As workplaces shift from top-down hierarchies to team-based models, collaboration is becoming an increasingly important soft skill. Collaborating with coworkers requires empathy, the ability to communicate clearly, problem-solving skills, and accountability, according to Robert Half International.
By learning how to be a better collaborator, you'll be setting yourself up for career success.
Today's leaders value collaboration.
In today's work environments, successful business management isn't just about giving direction and making decisions. It's also about knowing how to motivate, empower, and delegate responsibilities to the members of your team, who might come from different departments and functions in the organization.
Further Reading: What is laissez-faire leadership?
In 2019, LinkedIn scoured its users' profile data to pinpoint which skills employers were most after; collaboration was the third most in-demand soft skill. And in Deloitte's 2019 Global Human Capital Trends survey, 65 percent of respondents said that 21st-century leadership calls for the ability to lead through influence, which means cultivating better collaboration across the organization.
An example of this kind of collaboration, Robert Half International notes, is when a project involves an organization's design, marketing, and user experience departments. Deloitte researchers found that the cross-functional team approach to business operations makes organizations perform better.
Improving your collaboration skills.
Being a better collaborator is all about improving the way you relate with your teammates—it's about being attentive, curious, flexible, and respectful. One good way to work on your collaboration skills is volunteering to join work projects outside your comfort zone. When you aren't the go-to expert, you have to rely on the other members of your team. It's an opportunity to learn new skills, but it's also an opportunity to learn how to appreciate the input of others.
One of the most important emotional skills to develop for successful workplace collaboration is empathy—the ability to experience, understand, and share someone else's feelings. To help build your capacity for empathy, Psychology Today suggests watching a movie—but instead of paying attention to the plot, try to discern the thoughts and feelings behind the characters' actions. You could also do this while reading a novel.
Leveraging team members' talents.
All good collaboration starts with empathy—understanding and appreciating every team member's point of view. After that, the task is to leverage each member's unique skills and complement them with your own. To achieve this, Robert Half International recommends putting the needs of the group ahead of your own, asking team members for their input, and giving support and credit to coworkers whose ideas are stronger than yours.

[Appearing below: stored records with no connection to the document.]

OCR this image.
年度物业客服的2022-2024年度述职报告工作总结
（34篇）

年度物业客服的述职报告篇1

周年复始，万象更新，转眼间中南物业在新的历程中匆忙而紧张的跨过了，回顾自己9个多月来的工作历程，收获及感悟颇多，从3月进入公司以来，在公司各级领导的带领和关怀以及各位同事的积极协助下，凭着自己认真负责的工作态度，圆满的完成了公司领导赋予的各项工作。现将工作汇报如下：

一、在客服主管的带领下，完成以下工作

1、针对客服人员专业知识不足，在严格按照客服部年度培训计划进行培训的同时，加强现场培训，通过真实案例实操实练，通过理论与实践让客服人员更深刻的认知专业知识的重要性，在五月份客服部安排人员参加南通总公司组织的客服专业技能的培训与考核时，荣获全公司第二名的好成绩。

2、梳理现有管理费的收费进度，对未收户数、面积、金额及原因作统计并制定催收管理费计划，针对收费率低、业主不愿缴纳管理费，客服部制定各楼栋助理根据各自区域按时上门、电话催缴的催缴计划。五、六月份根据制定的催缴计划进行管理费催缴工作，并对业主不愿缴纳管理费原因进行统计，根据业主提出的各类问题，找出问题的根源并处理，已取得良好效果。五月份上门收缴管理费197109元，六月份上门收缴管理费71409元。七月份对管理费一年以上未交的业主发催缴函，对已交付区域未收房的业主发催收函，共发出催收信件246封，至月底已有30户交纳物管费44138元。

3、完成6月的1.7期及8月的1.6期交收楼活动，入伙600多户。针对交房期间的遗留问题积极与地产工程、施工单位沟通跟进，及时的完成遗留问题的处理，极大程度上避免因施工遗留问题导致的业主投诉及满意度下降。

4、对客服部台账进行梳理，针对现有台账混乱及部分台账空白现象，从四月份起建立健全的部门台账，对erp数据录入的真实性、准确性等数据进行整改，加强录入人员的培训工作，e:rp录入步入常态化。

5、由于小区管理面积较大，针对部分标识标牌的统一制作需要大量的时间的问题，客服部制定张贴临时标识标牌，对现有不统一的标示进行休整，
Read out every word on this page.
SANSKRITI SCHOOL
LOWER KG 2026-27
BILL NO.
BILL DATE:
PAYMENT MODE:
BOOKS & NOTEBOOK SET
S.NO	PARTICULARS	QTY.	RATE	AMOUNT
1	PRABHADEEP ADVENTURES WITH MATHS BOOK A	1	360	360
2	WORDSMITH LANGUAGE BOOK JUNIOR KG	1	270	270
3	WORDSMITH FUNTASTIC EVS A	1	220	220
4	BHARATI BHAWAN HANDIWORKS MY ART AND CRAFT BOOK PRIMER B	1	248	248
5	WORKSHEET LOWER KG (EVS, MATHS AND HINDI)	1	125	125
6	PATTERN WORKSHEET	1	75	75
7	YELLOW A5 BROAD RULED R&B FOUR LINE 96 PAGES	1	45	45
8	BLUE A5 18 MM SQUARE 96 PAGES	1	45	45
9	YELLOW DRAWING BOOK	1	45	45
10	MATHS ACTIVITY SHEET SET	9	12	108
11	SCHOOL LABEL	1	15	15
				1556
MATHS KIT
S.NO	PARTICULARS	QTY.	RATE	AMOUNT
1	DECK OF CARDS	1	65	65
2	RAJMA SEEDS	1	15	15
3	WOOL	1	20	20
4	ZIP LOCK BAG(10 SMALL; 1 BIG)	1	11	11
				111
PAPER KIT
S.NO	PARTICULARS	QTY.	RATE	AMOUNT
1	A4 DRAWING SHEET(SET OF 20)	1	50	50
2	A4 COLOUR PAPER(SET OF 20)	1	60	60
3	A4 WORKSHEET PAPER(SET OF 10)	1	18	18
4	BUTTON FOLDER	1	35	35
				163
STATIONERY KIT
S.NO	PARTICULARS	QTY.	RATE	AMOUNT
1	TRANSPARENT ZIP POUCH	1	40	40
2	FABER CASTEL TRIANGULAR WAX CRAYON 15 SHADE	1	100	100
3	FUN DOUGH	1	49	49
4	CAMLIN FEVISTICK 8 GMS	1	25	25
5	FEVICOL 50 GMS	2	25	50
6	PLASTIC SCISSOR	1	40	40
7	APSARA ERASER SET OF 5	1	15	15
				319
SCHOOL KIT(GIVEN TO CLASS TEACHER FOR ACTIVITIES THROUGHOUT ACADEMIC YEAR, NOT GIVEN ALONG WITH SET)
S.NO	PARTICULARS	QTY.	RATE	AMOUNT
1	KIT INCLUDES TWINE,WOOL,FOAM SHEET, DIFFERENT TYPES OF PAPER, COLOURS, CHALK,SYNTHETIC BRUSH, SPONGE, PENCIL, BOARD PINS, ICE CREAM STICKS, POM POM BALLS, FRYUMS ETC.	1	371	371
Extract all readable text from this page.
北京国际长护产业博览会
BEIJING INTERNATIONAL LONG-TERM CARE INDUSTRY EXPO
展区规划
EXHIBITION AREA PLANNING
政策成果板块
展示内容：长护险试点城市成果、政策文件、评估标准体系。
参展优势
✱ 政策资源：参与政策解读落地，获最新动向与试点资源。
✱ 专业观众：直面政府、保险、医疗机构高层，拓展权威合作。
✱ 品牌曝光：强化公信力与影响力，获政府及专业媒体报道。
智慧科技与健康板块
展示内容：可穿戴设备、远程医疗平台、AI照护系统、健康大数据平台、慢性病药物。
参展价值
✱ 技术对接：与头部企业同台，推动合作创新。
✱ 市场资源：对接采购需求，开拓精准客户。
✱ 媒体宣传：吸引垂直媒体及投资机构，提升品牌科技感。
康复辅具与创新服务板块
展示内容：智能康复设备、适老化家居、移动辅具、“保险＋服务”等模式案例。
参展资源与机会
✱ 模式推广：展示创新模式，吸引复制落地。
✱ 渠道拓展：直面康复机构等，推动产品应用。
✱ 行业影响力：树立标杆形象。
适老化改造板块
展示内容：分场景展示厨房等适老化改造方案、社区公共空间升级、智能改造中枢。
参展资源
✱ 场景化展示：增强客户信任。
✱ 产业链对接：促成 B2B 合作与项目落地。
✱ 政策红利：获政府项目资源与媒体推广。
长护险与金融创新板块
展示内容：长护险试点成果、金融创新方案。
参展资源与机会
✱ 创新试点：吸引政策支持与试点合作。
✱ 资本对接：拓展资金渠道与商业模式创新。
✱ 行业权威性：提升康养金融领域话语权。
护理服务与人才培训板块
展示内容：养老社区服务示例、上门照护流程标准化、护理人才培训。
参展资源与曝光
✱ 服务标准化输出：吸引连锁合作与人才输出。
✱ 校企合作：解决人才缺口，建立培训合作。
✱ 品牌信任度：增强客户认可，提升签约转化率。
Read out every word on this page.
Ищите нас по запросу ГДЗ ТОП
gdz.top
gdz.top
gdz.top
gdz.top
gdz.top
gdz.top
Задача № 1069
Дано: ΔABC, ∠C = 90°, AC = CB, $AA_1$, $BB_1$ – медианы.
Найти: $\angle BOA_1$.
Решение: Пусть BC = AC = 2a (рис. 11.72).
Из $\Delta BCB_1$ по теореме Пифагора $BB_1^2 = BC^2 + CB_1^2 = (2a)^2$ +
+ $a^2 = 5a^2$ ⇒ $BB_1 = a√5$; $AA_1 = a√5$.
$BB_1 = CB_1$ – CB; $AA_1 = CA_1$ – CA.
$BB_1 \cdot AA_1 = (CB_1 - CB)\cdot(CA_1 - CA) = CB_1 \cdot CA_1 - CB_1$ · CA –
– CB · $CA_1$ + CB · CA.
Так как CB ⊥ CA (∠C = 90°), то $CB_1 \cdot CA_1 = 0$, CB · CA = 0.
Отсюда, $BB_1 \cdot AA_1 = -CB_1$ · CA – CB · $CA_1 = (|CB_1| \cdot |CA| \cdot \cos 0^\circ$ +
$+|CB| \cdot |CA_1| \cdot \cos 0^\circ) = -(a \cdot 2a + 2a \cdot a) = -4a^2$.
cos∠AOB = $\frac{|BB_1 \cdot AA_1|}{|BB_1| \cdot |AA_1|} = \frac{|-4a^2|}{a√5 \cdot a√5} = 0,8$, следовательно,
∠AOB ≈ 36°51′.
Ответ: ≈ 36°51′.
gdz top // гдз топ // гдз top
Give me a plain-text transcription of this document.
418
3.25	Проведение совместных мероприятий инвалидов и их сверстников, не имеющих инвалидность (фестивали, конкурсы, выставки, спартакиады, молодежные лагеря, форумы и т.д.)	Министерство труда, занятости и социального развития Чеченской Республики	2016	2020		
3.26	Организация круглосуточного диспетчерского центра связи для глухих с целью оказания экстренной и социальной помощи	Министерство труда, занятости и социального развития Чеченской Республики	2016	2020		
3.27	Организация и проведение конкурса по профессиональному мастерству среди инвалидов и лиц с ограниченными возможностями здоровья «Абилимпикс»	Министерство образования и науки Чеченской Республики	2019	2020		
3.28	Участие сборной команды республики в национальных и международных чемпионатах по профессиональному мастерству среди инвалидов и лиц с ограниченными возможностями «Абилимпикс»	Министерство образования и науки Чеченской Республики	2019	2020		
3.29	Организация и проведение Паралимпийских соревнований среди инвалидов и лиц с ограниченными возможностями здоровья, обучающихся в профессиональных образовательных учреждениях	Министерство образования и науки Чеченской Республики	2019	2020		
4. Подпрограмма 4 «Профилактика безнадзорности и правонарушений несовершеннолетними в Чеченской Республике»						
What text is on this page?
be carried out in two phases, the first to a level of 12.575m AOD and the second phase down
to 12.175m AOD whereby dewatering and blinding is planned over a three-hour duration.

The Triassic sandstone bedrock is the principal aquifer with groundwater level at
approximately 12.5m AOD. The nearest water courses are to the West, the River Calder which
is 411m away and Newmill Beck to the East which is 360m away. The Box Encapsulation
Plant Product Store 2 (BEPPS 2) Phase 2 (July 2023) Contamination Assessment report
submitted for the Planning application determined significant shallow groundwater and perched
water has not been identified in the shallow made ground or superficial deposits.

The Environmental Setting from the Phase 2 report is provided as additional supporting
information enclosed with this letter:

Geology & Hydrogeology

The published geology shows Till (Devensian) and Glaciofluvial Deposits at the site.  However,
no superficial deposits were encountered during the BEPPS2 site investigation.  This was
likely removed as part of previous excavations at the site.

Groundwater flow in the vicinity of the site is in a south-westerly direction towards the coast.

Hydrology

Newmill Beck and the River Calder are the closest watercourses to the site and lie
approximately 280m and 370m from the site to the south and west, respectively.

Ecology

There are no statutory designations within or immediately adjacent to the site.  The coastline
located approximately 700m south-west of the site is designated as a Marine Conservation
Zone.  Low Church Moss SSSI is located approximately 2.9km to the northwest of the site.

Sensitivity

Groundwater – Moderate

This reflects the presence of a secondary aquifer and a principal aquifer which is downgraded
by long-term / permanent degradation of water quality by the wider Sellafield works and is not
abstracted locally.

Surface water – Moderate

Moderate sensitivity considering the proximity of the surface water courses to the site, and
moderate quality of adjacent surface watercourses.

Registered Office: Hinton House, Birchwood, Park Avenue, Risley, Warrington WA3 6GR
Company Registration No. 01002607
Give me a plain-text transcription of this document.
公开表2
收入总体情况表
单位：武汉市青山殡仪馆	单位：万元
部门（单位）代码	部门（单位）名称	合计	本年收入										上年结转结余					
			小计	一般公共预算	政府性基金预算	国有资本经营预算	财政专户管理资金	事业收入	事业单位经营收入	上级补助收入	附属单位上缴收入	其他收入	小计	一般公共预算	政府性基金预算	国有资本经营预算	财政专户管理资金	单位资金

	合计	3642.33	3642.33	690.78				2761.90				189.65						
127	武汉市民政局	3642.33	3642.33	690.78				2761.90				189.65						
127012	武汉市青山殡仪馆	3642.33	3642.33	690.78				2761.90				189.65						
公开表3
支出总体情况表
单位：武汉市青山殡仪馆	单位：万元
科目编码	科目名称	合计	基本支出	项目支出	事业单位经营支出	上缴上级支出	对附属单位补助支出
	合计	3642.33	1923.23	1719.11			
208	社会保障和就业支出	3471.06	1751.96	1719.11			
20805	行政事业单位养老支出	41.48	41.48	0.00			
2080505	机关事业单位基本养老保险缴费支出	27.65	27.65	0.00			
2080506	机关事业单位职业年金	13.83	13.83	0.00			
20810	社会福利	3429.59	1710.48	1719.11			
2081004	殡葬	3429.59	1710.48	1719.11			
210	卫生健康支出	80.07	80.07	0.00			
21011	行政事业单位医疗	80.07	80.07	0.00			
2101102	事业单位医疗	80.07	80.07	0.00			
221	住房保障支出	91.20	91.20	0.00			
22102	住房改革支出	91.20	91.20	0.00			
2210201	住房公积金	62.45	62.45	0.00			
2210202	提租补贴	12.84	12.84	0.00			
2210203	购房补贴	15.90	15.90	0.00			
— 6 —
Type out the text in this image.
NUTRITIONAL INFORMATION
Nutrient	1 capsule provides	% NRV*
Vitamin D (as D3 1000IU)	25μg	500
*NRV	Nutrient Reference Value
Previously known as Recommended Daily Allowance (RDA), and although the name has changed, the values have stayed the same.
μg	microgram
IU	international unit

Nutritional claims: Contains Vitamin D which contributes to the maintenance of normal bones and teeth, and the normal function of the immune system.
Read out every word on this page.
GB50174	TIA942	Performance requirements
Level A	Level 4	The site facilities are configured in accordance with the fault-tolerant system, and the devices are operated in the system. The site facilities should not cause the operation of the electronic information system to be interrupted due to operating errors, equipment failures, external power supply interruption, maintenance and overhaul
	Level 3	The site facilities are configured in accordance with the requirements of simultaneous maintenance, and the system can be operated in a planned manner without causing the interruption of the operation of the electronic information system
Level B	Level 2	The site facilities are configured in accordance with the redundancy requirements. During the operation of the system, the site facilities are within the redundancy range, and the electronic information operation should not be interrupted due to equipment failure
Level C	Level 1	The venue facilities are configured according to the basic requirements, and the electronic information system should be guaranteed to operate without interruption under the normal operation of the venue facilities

Justin Bariso, author of EQ Applied, notes in Inc. that trust is essential to successful collaboration. Being empathetic and helpful and offering sincere, specific praise, he writes, are important ways to build trust. Bariso also notes the importance of active listening, which involves asking questions and making every effort to understand the answers while reserving judgment. Listening actively shows that you value the other person's ideas, knowledge, and experience.
Earning a business degree can help build your leadership skills, and learning how to be a better collaborator can help you accelerate your career development. It's exactly the type of skill today's workplace demands.